Need to Know - How Risky is your Risk Assessment?
By Ken Simmons, Managing Director, SEDA Experts LLC
Risk assessments (RA) continue to evolve along with supervisory expectations.
Almost a decade ago the most important step in an RA was to identify the quantity of risk. Then and now, Often we find RA’s only included information about higher-risk customers and only focus on high risk subjects.
Similar to other risk models, RAs are now expected to address current trending of products, services, customers and their transaction habits. The CDD rules provide for financial institutions to develop a risk profile of their customers.
The rule does NOT say develop a risk profile of only higher-risk customers.
Following in-line with enterprise risk assessments; monitoring and evaluation of these relationships should be risk-based and ongoing throughout the lifecycle of a relationship. The customer profiles should be placed into groupings of similar characteristics and evaluated to identify common themes and outliers.

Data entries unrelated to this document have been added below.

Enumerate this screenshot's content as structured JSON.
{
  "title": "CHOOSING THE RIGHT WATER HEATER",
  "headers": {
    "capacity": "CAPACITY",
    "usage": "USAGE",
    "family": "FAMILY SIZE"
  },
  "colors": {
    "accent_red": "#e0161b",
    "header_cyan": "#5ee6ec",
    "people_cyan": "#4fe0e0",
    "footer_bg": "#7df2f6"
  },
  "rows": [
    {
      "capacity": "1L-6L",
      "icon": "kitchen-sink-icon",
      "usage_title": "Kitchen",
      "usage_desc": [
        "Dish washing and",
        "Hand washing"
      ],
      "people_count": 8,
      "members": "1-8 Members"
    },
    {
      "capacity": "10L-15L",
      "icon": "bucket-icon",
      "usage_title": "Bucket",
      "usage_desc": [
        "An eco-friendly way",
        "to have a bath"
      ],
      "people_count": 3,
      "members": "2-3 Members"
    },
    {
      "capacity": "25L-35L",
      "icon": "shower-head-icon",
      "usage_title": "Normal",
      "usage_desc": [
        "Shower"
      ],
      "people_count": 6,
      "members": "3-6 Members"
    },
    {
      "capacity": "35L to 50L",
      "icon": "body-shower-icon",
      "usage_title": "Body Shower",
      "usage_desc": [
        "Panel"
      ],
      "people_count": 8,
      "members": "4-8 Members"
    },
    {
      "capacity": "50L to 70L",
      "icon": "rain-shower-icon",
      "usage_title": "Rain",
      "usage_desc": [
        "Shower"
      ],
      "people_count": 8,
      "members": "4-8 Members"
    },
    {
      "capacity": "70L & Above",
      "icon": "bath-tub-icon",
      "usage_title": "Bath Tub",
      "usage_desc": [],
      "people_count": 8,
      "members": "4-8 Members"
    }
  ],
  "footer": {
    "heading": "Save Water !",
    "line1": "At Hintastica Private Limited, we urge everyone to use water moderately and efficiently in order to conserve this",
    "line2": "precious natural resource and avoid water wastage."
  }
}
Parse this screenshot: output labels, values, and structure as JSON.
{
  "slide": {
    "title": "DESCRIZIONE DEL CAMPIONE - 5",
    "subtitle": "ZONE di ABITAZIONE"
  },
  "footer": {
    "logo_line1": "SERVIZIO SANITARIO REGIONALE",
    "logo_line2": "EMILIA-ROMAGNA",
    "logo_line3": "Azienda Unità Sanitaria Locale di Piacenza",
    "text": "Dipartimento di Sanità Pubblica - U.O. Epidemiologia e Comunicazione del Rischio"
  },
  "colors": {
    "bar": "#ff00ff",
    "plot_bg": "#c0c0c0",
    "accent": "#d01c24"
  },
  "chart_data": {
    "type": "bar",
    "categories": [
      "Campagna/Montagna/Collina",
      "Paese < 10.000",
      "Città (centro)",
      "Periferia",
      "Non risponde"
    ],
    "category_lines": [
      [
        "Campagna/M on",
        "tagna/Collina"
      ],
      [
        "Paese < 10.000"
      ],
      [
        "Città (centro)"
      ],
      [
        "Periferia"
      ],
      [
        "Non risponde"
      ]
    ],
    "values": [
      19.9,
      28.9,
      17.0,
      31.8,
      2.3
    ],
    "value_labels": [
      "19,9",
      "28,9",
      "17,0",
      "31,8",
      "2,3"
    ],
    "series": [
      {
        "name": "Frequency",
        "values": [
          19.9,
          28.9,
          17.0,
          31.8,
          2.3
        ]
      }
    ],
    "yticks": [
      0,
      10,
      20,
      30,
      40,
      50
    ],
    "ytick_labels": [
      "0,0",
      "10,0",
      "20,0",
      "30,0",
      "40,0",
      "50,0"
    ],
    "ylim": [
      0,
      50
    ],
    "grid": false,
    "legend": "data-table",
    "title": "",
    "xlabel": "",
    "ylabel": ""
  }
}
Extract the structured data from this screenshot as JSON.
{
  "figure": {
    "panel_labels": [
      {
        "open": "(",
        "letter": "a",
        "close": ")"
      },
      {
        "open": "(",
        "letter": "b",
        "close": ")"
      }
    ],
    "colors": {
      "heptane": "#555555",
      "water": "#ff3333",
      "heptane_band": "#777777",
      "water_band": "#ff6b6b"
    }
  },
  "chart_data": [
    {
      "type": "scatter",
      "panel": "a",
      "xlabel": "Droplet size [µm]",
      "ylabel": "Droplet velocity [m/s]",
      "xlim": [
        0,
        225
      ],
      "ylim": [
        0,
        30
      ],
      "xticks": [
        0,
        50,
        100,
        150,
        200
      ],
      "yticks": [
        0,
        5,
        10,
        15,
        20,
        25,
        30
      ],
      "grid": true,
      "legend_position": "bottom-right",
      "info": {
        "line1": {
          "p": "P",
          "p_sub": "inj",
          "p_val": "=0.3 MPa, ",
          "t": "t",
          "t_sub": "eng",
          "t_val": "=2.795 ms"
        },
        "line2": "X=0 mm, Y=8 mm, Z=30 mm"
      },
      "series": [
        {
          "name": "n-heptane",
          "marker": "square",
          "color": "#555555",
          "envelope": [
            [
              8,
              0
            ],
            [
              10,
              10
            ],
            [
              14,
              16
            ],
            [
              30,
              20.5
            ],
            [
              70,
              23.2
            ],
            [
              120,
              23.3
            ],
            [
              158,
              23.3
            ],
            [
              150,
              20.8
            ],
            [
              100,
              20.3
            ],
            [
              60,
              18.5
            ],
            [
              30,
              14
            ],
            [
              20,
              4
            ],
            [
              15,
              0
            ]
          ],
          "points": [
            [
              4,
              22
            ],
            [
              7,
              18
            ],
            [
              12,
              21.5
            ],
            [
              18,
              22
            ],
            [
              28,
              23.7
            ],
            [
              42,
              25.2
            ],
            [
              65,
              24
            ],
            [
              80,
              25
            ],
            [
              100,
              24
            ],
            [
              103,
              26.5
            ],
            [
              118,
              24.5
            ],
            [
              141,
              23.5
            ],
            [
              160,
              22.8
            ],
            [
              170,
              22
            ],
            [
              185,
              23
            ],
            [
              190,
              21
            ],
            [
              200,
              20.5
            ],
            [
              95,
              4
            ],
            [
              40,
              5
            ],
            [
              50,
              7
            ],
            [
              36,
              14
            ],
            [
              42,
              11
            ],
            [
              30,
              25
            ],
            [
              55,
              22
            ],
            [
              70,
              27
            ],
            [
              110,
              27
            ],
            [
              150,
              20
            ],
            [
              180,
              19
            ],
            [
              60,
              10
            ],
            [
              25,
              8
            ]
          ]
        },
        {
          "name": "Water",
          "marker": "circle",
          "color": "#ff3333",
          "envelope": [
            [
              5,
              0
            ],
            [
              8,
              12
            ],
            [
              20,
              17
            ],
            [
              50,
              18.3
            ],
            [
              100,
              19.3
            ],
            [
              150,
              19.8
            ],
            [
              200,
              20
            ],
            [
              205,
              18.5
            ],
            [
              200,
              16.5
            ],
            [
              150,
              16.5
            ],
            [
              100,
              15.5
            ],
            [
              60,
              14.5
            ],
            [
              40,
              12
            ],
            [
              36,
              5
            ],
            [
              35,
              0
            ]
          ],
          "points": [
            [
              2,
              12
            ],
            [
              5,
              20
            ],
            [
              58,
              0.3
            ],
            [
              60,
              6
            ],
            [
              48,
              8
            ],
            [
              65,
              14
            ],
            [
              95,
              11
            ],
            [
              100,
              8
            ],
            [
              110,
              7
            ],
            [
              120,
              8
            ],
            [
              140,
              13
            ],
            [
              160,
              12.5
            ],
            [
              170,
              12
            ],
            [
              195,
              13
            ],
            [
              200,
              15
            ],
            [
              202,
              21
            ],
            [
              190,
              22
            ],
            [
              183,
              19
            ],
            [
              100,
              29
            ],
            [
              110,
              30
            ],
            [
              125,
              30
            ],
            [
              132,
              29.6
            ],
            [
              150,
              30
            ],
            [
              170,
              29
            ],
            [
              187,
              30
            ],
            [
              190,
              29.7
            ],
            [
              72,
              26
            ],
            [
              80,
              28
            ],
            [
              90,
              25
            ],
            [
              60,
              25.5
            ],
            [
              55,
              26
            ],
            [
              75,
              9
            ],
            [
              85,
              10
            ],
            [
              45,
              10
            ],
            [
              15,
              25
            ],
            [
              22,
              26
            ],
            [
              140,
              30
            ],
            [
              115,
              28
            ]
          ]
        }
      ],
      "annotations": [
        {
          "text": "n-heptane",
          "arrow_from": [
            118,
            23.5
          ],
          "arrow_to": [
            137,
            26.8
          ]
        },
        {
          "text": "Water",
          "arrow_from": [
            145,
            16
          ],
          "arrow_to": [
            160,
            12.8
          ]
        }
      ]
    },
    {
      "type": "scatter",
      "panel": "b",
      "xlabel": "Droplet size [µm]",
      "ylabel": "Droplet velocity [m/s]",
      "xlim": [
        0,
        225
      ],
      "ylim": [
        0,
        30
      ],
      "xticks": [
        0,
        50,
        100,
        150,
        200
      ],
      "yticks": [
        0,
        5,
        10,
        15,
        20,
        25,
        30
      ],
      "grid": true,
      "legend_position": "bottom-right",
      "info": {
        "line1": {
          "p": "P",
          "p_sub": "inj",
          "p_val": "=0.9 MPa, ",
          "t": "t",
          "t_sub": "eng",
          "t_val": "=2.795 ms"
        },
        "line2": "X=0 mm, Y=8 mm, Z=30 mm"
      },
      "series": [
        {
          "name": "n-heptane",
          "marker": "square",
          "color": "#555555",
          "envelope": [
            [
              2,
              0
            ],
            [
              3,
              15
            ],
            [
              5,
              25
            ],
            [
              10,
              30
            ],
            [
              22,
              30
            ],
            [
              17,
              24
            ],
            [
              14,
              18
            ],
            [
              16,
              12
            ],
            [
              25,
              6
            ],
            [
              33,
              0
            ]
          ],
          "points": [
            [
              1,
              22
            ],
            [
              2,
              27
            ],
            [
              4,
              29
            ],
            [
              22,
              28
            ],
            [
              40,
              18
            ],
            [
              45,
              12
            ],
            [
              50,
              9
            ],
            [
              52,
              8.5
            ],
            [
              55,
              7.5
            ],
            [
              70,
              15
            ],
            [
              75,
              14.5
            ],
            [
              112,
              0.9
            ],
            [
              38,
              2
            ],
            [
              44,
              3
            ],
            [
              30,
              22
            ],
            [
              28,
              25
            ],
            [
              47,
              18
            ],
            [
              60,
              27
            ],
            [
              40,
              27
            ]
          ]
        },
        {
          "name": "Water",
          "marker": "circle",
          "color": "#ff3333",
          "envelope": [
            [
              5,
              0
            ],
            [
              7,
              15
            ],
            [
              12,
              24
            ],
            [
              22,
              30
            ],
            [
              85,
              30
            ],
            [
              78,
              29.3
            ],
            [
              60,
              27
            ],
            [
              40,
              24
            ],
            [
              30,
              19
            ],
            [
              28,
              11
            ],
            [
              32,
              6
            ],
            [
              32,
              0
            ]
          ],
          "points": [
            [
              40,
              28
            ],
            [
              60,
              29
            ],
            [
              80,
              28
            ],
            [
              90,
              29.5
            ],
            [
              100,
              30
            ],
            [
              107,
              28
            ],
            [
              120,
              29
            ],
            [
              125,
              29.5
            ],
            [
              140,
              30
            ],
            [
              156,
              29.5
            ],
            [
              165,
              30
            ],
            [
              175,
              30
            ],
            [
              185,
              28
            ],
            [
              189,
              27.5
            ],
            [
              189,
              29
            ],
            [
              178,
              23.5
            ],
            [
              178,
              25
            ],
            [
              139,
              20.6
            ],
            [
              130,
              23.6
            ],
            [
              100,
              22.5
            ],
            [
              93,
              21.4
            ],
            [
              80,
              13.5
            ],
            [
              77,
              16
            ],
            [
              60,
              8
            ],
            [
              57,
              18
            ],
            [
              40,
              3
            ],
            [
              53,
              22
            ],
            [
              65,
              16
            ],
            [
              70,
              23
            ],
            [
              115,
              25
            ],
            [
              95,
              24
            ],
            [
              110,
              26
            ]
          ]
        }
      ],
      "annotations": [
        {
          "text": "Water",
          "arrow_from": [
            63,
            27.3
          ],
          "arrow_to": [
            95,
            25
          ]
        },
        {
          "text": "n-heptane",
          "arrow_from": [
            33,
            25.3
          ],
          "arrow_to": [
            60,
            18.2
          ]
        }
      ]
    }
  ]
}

One concept many institutions have overlooked is that a RA should provide as much focus on lower-risk subjects as higher-risk ones. By doing so, the volume of lower risk products, services and customers help mitigate the smaller subset of higher risk products, services and customers.
It is important to describe the strong controls designed to mitigate risk across your program (even for lower risk areas). This narrative of risks and controls tell your story and assists auditors/ examiners to focus their work on higher risk components. Without a clear picture of risk & controls, auditors are forced to evaluate all components.
Key objectives of an effective Risk Assessment include:
Quantity of Risk including volumes of new and existing customers, products and services.
Trending of products, customers and services for the “current” period.
Discussion of customer profile groups to include trends and outliers for key groupings.
An understanding of your “Highest” volume customers for key services (e.g. cash, wire, monetary instruments, RDC, and Mobile Deposit, etc…)
Tell your story by describing all aspects of risk and controls.
So, How Risky is your Risk Assessment?
Shifting into High Gear, BSA/AML enforcement actions
Heightened BSA/AML expectations are reaching their 20th anniversary. Since 2001, Supervisory Agencies have been cycling uphill to ensure institutions understand risk and develop effective controls. While the pressure has been applied consistently to larger banks (representing larger risk) through the recent economic crisis; smaller community-based institutions saw somewhat a reprieve during this same period. The economic crunch is over, and agencies are focusing on risk functions once again. Their intent seems to be focused on bringing these smaller institutions into line with larger ones.
The following are primary focuses from recent FDIC and OCC examination reports:
In order to identify higher risk customers, financial institutions must develop risk-profiles of all “customers” to figure out which ones are Higher Risk.
Adding trends to BSA/AML Risk Assessments is critical. Evaluating your “top 10” is an important step to understanding your highest risk customers products and services. Do you know who your “top 10” cash, RDC or wire customers are (for example)? Have you evaluated their risk?
Developing focal groups and evaluating outliers is an effective way to identify “higher risk” customers. For example, Place all liquor stores in a focal group. How are their transactions similar? Are their outliers? FFIEC Examination Guidelines establishes there are varying degrees of risk in every focal group. Controls must be commensurate with risk.
Ongoing Customer Due Diligence is “now” a requirement. Define triggering events for due diligence. Controls must be deep and wide in order to meet supervisory expectations.
Earlier this year, Rabobank received a whopping fine of over $1.1mm. Management’s AML Program was not designed to establish risk profiles of their lowest risk customers. Because the bank did not evaluate their “low risk” customers, management could not support these low risk customers actually constituted low risk. According to RaboBank “We were not fined for money laundering crimes, but rather for our files or records… to detect and prevent money laundering were deficient”. Failure to incorporate sufficient controls and a comprehensive BSA/AML Program may result in significant MRAs and other “more severe” supervisory actions. Shift into High Gear! Ensure your program meets increased supervisory expectations. The focus on S&S has shifted to Compliance.
Kenneth Simmons, with over 30 years of industry experience as Executive Vice President at leading financial institutions, and as Bank Examiner at OCC and FDIC, is a top expert in regulatory compliance, anti-money laundering, bank secrecy act, and financial crimes risk management.
Mr. Simmons is a Review Board Member & Faculty at the Association of Certified Anti-Money Laundering Specialists, and the North & South Metro Atlanta Compliance Roundtable Founder & Chairperson at the Community Bankers Association, and the founder and CEO of Compliance and AML Solutions.